Beim 22.5 km langen Bike-Split habe ich alles gegeben. Im Kopf war ich stark, wusste um meine Bergtrainings und MTB-Wettkämpfe und konnte so die Steigung nach Salvenach voll gehen. Auch hier: ich war nur auf der Überholspur. Jeden Meter habe ich gekämpft und in der Endabrechnung sollte es sich auszahlen. Ich wusste, dass ich voll am Limit fahren und danach beim Laufen ein hohes Tempo anschlagen kann. Ich liess mich also nicht irritieren durch die Säure in den Beinen. Einfach ignorieren und nicht ans Laufen denken. Die Ergomo-Auswertung zeigt eine starke Leistung auch gegen Schluss. Damit habe ich die zweitbeste Bike-Zeit erreicht.

Ergomo-Auswertung

gelb = Watt (258 NP); rot = Puls (147); orange = Profil (260 Hm)

Leichtfüssig bin ich auf die 5 km lange Laufstrecke gewechselt. Ich konnte das Tempo gleich zu Beginn bei 4 Min./Km halten. Auf der zweiten Streckenhälfte ging es sogar noch deutlich darunter. Vor mir hatte ich einen jüngeren Hasen, konnte jedoch die 15 Meter dazwischen nie schliessen. Dafür führte er mich an einen Alterskategoriengegner heran (was ich jedoch nicht wusste). Etwa 500 Meter vor dem Ziel war ich bei ihm dran. Ich wollte ihn nicht schleichend überholen, so wie ich die letzten zwei Kilometer Schritt um Schritt zu ihm aufgeschlossen hatte. Ich wollte ihm nicht die Hoffnung schenken, er könnte sich an mich dran hängen. Und so habe ich alle Kräfte gesammelt und bin quasi an ihm vorbei geflogen. Es hat tatsächlich gewirkt. Schnell war die Lücke geschafft und ich bin locker vor ihm mit der zweitbesten Laufzeit ins Ziel gekommen. Dahinter war es dann eng: 4 Sek. zurück der Dritte, nur 14 Sek. Rückstand hatte der Vierte. Was ist die Lehr davon? Immer alles geben. Am Schluss wird abgerechnet.

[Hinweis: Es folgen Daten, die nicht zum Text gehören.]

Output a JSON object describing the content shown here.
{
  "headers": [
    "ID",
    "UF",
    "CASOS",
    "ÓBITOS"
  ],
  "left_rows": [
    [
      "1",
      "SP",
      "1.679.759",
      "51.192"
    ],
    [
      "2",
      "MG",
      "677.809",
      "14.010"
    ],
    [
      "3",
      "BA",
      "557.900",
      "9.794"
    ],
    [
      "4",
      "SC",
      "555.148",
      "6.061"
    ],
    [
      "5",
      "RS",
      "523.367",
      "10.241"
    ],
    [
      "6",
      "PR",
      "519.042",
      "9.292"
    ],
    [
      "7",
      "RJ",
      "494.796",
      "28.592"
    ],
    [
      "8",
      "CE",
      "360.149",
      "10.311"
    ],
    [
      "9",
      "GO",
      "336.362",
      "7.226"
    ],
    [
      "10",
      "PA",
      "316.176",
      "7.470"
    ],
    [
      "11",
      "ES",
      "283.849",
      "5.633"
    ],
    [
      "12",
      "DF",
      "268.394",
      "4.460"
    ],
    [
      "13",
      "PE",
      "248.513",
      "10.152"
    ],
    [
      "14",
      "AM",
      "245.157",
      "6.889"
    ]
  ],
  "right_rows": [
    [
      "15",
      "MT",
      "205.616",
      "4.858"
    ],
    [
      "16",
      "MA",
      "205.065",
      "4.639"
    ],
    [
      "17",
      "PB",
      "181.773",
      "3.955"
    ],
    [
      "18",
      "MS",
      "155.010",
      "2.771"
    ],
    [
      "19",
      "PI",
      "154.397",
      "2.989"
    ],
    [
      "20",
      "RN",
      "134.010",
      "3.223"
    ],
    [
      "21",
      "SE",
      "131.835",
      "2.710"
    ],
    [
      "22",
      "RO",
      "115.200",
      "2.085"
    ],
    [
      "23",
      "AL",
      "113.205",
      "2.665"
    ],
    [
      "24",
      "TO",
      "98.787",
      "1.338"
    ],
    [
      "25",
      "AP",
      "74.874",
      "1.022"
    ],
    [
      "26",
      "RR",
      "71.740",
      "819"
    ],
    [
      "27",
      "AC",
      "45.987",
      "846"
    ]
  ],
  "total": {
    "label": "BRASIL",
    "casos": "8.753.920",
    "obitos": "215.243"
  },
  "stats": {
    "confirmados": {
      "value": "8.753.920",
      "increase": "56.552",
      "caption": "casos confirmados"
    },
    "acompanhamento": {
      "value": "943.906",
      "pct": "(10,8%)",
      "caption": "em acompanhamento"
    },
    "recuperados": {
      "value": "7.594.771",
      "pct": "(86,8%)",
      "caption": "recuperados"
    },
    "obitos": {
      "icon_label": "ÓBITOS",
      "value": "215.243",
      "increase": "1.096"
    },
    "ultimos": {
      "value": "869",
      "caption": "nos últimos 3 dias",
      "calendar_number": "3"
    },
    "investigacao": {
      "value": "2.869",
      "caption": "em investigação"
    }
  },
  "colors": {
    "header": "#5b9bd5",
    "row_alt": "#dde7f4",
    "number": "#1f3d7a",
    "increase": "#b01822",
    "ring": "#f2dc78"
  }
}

Mehr als 45 Min. musste ich warten, um zu erfahren, auf welchem Rang ich gelandet war. Keine Speakeransage beim Zieleinlauf (schwach!). Also kein Podestplatz. Wäre ja auch verwegen gewesen. Als 50jähriger in einer Kategorie von 45-54jährigen und dann ohne Schwimmtraining. Also warten auf den Aushang. Der kam aber auch nicht. Man wollte also die Siegerehrung zuerst durchführen und dann die Resultate aushängen. So habe ich mich bei der Rangverkündigung hinter den Speaker geschlichen, um zu sehen, wo denn mein Name wohl stehen würde. Doch ich kam nicht dazu. Plötzlich hiess es: 2. Rang: Jürg Eggler aus Neyruz. Huch, das gibt es doch nicht! Das war wirklich eine tolle Überraschung. Damit der dritte Podestplatz in diesem Jahr. Was für ene Belohnung nach all den Schwierigkeiten in den letzten Monaten.